Several weeks ago, we told you how several Best Buy customers were complaining that someone out there was attempting to make bogus, phantom purchases through their BestBuy.com accounts. We wondered at the time if the retailer’s site had been a possible victim of someone cracking into its customer database, but Best Buy says these unfortunate incidents are the result of ramped-up efforts by scammers against BestBuy.com and other websites.
“We — along with a growing number of other retailers — are seeing increased attempts by hackers around the world to target customer accounts on BestBuy.com and other online retail sites, and compromise the stored user information,” a company rep tells Consumerist.
The company says that its user accounts — user names, passwords, other stored information — have not been compromised and that the scammers “appear to be using combinations taken elsewhere in an attempt to gain access to BestBuy.com accounts.”
As you know, any number of sites have had their user databases hacked, thus giving scammers access to user names and passwords that people might have used on other sites. And if you’re going to test a login and maybe make an illegal purchase, an electronics retailer seems like a good target.

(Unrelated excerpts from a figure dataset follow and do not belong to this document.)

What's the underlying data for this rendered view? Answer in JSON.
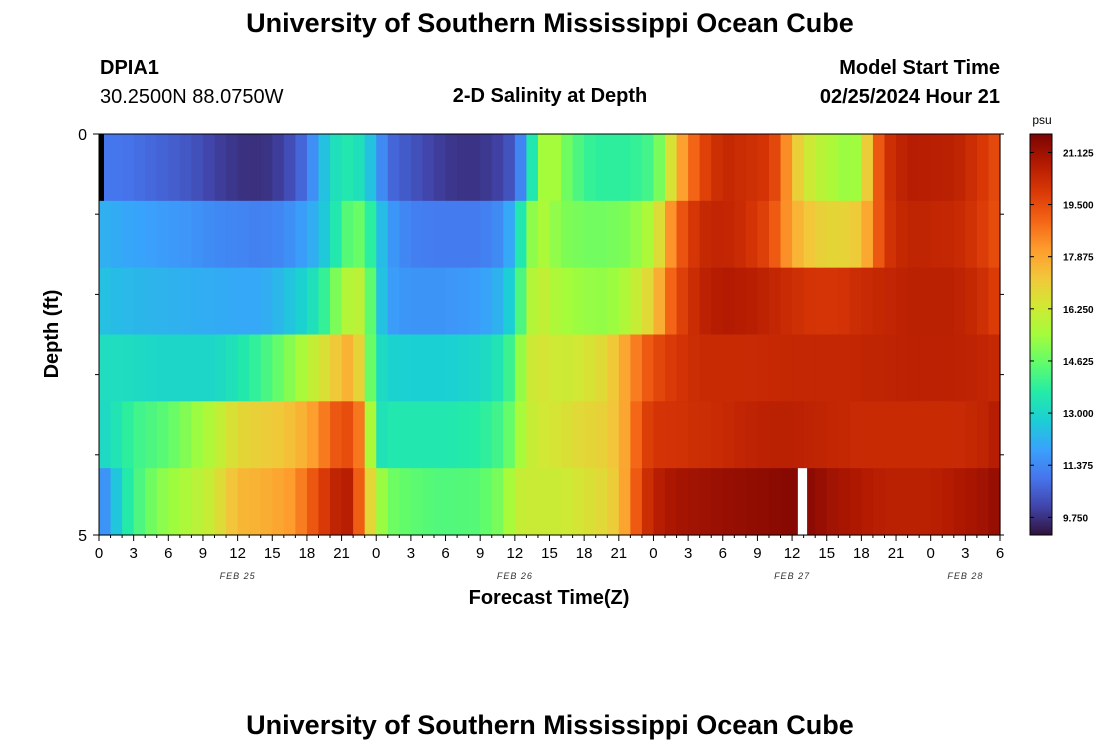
{
  "page": {
    "title_top": "University of Southern Mississippi Ocean Cube",
    "title_bottom": "University of Southern Mississippi Ocean Cube",
    "station": "DPIA1",
    "location": "30.2500N  88.0750W",
    "model_start_label": "Model Start Time",
    "model_start_value": "02/25/2024 Hour 21"
  },
  "chart_data": {
    "type": "heatmap",
    "title": "2-D Salinity at Depth",
    "xlabel": "Forecast Time(Z)",
    "ylabel": "Depth (ft)",
    "colorbar_unit": "psu",
    "colorbar_ticks": [
      21.125,
      19.5,
      17.875,
      16.25,
      14.625,
      13.0,
      11.375,
      9.75
    ],
    "value_range": [
      9.2,
      21.7
    ],
    "colormap": [
      "#30123b",
      "#4145ab",
      "#4675ed",
      "#39a2fc",
      "#1bcfd4",
      "#24eca6",
      "#61fc6c",
      "#a4fc3b",
      "#d1e834",
      "#f3c63a",
      "#fe9b2d",
      "#f36315",
      "#d93806",
      "#b11901",
      "#7a0403"
    ],
    "x_range_hours": [
      0,
      78
    ],
    "x_ticks": [
      {
        "h": 0,
        "label": "0"
      },
      {
        "h": 3,
        "label": "3"
      },
      {
        "h": 6,
        "label": "6"
      },
      {
        "h": 9,
        "label": "9"
      },
      {
        "h": 12,
        "label": "12"
      },
      {
        "h": 15,
        "label": "15"
      },
      {
        "h": 18,
        "label": "18"
      },
      {
        "h": 21,
        "label": "21"
      },
      {
        "h": 24,
        "label": "0"
      },
      {
        "h": 27,
        "label": "3"
      },
      {
        "h": 30,
        "label": "6"
      },
      {
        "h": 33,
        "label": "9"
      },
      {
        "h": 36,
        "label": "12"
      },
      {
        "h": 39,
        "label": "15"
      },
      {
        "h": 42,
        "label": "18"
      },
      {
        "h": 45,
        "label": "21"
      },
      {
        "h": 48,
        "label": "0"
      },
      {
        "h": 51,
        "label": "3"
      },
      {
        "h": 54,
        "label": "6"
      },
      {
        "h": 57,
        "label": "9"
      },
      {
        "h": 60,
        "label": "12"
      },
      {
        "h": 63,
        "label": "15"
      },
      {
        "h": 66,
        "label": "18"
      },
      {
        "h": 69,
        "label": "21"
      },
      {
        "h": 72,
        "label": "0"
      },
      {
        "h": 75,
        "label": "3"
      },
      {
        "h": 78,
        "label": "6"
      }
    ],
    "date_labels": [
      {
        "h": 12,
        "label": "FEB 25"
      },
      {
        "h": 36,
        "label": "FEB 26"
      },
      {
        "h": 60,
        "label": "FEB 27"
      },
      {
        "h": 75,
        "label": "FEB 28"
      }
    ],
    "y_range_ft": [
      0,
      5
    ],
    "y_tick_labels": [
      {
        "ft": 0,
        "label": "0"
      },
      {
        "ft": 5,
        "label": "5"
      }
    ],
    "missing": {
      "h_start": 60.5,
      "h_end": 61.3,
      "band": 5
    },
    "bands": [
      {
        "depth_ft": 0.25,
        "points": [
          [
            0,
            11.0
          ],
          [
            2,
            11.0
          ],
          [
            5,
            10.7
          ],
          [
            8,
            10.4
          ],
          [
            10,
            10.0
          ],
          [
            11,
            9.9
          ],
          [
            13,
            9.7
          ],
          [
            15,
            9.8
          ],
          [
            17,
            10.4
          ],
          [
            18,
            11.0
          ],
          [
            19,
            12.0
          ],
          [
            20,
            13.0
          ],
          [
            21,
            13.5
          ],
          [
            22,
            13.5
          ],
          [
            23,
            13.0
          ],
          [
            24,
            12.0
          ],
          [
            25,
            10.8
          ],
          [
            27,
            10.4
          ],
          [
            29,
            10.0
          ],
          [
            31,
            9.8
          ],
          [
            33,
            9.8
          ],
          [
            35,
            10.1
          ],
          [
            36,
            10.6
          ],
          [
            37,
            12.0
          ],
          [
            38,
            15.0
          ],
          [
            39,
            15.9
          ],
          [
            40,
            15.0
          ],
          [
            42,
            14.0
          ],
          [
            43,
            13.8
          ],
          [
            46,
            13.8
          ],
          [
            48,
            14.2
          ],
          [
            49,
            15.5
          ],
          [
            50,
            17.5
          ],
          [
            52,
            19.5
          ],
          [
            54,
            20.4
          ],
          [
            56,
            20.2
          ],
          [
            58,
            20.0
          ],
          [
            59,
            19.2
          ],
          [
            60,
            17.5
          ],
          [
            61,
            16.5
          ],
          [
            62,
            16.0
          ],
          [
            65,
            15.2
          ],
          [
            66,
            15.6
          ],
          [
            67,
            18.5
          ],
          [
            68,
            20.0
          ],
          [
            70,
            20.7
          ],
          [
            74,
            20.6
          ],
          [
            76,
            20.1
          ],
          [
            78,
            19.4
          ]
        ]
      },
      {
        "depth_ft": 1.0,
        "points": [
          [
            0,
            12.2
          ],
          [
            2,
            12.0
          ],
          [
            5,
            11.8
          ],
          [
            8,
            11.6
          ],
          [
            10,
            11.4
          ],
          [
            12,
            11.3
          ],
          [
            14,
            11.2
          ],
          [
            16,
            11.4
          ],
          [
            18,
            11.9
          ],
          [
            19,
            12.3
          ],
          [
            20,
            13.0
          ],
          [
            21,
            14.0
          ],
          [
            22,
            14.8
          ],
          [
            23,
            14.5
          ],
          [
            24,
            13.0
          ],
          [
            25,
            11.8
          ],
          [
            27,
            11.2
          ],
          [
            30,
            11.1
          ],
          [
            33,
            11.1
          ],
          [
            35,
            11.5
          ],
          [
            36,
            12.5
          ],
          [
            37,
            14.5
          ],
          [
            38,
            15.8
          ],
          [
            40,
            15.0
          ],
          [
            42,
            14.8
          ],
          [
            44,
            14.8
          ],
          [
            46,
            15.0
          ],
          [
            48,
            15.8
          ],
          [
            49,
            17.5
          ],
          [
            50,
            19.0
          ],
          [
            52,
            20.3
          ],
          [
            54,
            20.5
          ],
          [
            56,
            20.2
          ],
          [
            58,
            19.6
          ],
          [
            59,
            18.8
          ],
          [
            60,
            17.8
          ],
          [
            62,
            17.0
          ],
          [
            64,
            16.8
          ],
          [
            66,
            17.2
          ],
          [
            67,
            18.5
          ],
          [
            68,
            20.0
          ],
          [
            70,
            20.5
          ],
          [
            74,
            20.4
          ],
          [
            76,
            20.0
          ],
          [
            78,
            19.3
          ]
        ]
      },
      {
        "depth_ft": 2.0,
        "points": [
          [
            0,
            12.5
          ],
          [
            3,
            12.3
          ],
          [
            6,
            12.2
          ],
          [
            9,
            12.1
          ],
          [
            12,
            12.0
          ],
          [
            14,
            12.0
          ],
          [
            16,
            12.4
          ],
          [
            18,
            13.0
          ],
          [
            19,
            13.5
          ],
          [
            20,
            14.3
          ],
          [
            21,
            15.5
          ],
          [
            22,
            16.0
          ],
          [
            23,
            15.8
          ],
          [
            24,
            13.2
          ],
          [
            25,
            11.8
          ],
          [
            27,
            11.6
          ],
          [
            30,
            11.6
          ],
          [
            33,
            11.8
          ],
          [
            35,
            12.3
          ],
          [
            36,
            13.2
          ],
          [
            37,
            15.3
          ],
          [
            38,
            16.2
          ],
          [
            40,
            15.5
          ],
          [
            42,
            15.3
          ],
          [
            44,
            15.2
          ],
          [
            46,
            15.8
          ],
          [
            48,
            17.0
          ],
          [
            49,
            18.5
          ],
          [
            50,
            19.5
          ],
          [
            52,
            20.5
          ],
          [
            54,
            20.8
          ],
          [
            56,
            20.7
          ],
          [
            58,
            20.5
          ],
          [
            60,
            20.2
          ],
          [
            62,
            20.0
          ],
          [
            64,
            20.0
          ],
          [
            66,
            20.3
          ],
          [
            68,
            20.4
          ],
          [
            70,
            20.6
          ],
          [
            74,
            20.6
          ],
          [
            76,
            20.3
          ],
          [
            78,
            19.7
          ]
        ]
      },
      {
        "depth_ft": 3.0,
        "points": [
          [
            0,
            13.2
          ],
          [
            2,
            13.2
          ],
          [
            5,
            13.0
          ],
          [
            8,
            13.0
          ],
          [
            10,
            13.0
          ],
          [
            12,
            13.4
          ],
          [
            14,
            14.0
          ],
          [
            16,
            14.8
          ],
          [
            18,
            15.8
          ],
          [
            20,
            16.8
          ],
          [
            21,
            17.5
          ],
          [
            22,
            17.8
          ],
          [
            23,
            16.0
          ],
          [
            24,
            13.3
          ],
          [
            25,
            12.9
          ],
          [
            27,
            12.8
          ],
          [
            30,
            12.8
          ],
          [
            33,
            13.0
          ],
          [
            35,
            13.5
          ],
          [
            36,
            14.5
          ],
          [
            37,
            16.0
          ],
          [
            38,
            16.5
          ],
          [
            40,
            16.2
          ],
          [
            42,
            16.4
          ],
          [
            44,
            16.8
          ],
          [
            45,
            17.5
          ],
          [
            46,
            18.3
          ],
          [
            47,
            18.9
          ],
          [
            48,
            19.5
          ],
          [
            50,
            20.0
          ],
          [
            52,
            20.3
          ],
          [
            56,
            20.3
          ],
          [
            60,
            20.4
          ],
          [
            64,
            20.4
          ],
          [
            68,
            20.5
          ],
          [
            72,
            20.6
          ],
          [
            76,
            20.5
          ],
          [
            78,
            20.3
          ]
        ]
      },
      {
        "depth_ft": 4.0,
        "points": [
          [
            0,
            13.0
          ],
          [
            1,
            13.2
          ],
          [
            3,
            14.0
          ],
          [
            6,
            14.5
          ],
          [
            9,
            15.5
          ],
          [
            10,
            15.8
          ],
          [
            12,
            16.8
          ],
          [
            14,
            17.0
          ],
          [
            16,
            17.2
          ],
          [
            18,
            17.8
          ],
          [
            19,
            18.3
          ],
          [
            20,
            19.0
          ],
          [
            21,
            19.5
          ],
          [
            22,
            19.4
          ],
          [
            23,
            18.0
          ],
          [
            24,
            13.2
          ],
          [
            25,
            13.5
          ],
          [
            27,
            13.5
          ],
          [
            30,
            13.5
          ],
          [
            33,
            13.7
          ],
          [
            35,
            14.2
          ],
          [
            36,
            15.0
          ],
          [
            37,
            16.0
          ],
          [
            38,
            16.3
          ],
          [
            40,
            16.5
          ],
          [
            42,
            16.8
          ],
          [
            44,
            17.0
          ],
          [
            45,
            17.5
          ],
          [
            46,
            18.3
          ],
          [
            47,
            19.6
          ],
          [
            48,
            20.0
          ],
          [
            52,
            20.2
          ],
          [
            54,
            20.3
          ],
          [
            56,
            20.5
          ],
          [
            58,
            20.6
          ],
          [
            60,
            20.6
          ],
          [
            62,
            20.5
          ],
          [
            64,
            20.4
          ],
          [
            66,
            20.3
          ],
          [
            70,
            20.3
          ],
          [
            74,
            20.3
          ],
          [
            76,
            20.4
          ],
          [
            78,
            20.8
          ]
        ]
      },
      {
        "depth_ft": 4.75,
        "points": [
          [
            0,
            11.2
          ],
          [
            1,
            12.0
          ],
          [
            2,
            13.2
          ],
          [
            3,
            14.0
          ],
          [
            5,
            15.0
          ],
          [
            7,
            15.5
          ],
          [
            9,
            16.0
          ],
          [
            10,
            16.3
          ],
          [
            11,
            17.0
          ],
          [
            12,
            17.5
          ],
          [
            13,
            17.6
          ],
          [
            15,
            17.8
          ],
          [
            17,
            18.2
          ],
          [
            18,
            19.0
          ],
          [
            19,
            19.6
          ],
          [
            20,
            20.2
          ],
          [
            21,
            20.8
          ],
          [
            22,
            20.5
          ],
          [
            23,
            17.8
          ],
          [
            24,
            15.8
          ],
          [
            25,
            14.8
          ],
          [
            27,
            14.5
          ],
          [
            30,
            14.3
          ],
          [
            33,
            14.4
          ],
          [
            35,
            15.0
          ],
          [
            36,
            16.0
          ],
          [
            37,
            16.2
          ],
          [
            40,
            16.2
          ],
          [
            42,
            16.5
          ],
          [
            44,
            16.8
          ],
          [
            45,
            17.3
          ],
          [
            46,
            18.6
          ],
          [
            47,
            19.8
          ],
          [
            48,
            20.6
          ],
          [
            50,
            21.0
          ],
          [
            54,
            21.2
          ],
          [
            58,
            21.4
          ],
          [
            60,
            21.5
          ],
          [
            61,
            21.5
          ],
          [
            62,
            21.3
          ],
          [
            64,
            21.0
          ],
          [
            66,
            20.8
          ],
          [
            68,
            20.6
          ],
          [
            72,
            20.6
          ],
          [
            74,
            20.8
          ],
          [
            76,
            21.0
          ],
          [
            78,
            21.3
          ]
        ]
      }
    ]
  }
}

“We are working to take care of our customers affected by these attacks,” adds the rep, “crediting their accounts for any unauthorized purchases, and requesting that they take the time now to protect their online information (such as updating their BestBuy.com account passwords, not using the same passwords across different accounts, etc.).”
Best Buy customers with immediate questions or concerns can call 1-888-BESTBUY.
In general, you should never use the same user name/password combination for multiple sites. Once someone has that info for one site, it’s incredibly easy for them to run a script that attempts that ID/password combo at numerous sites, hoping to hit just a few.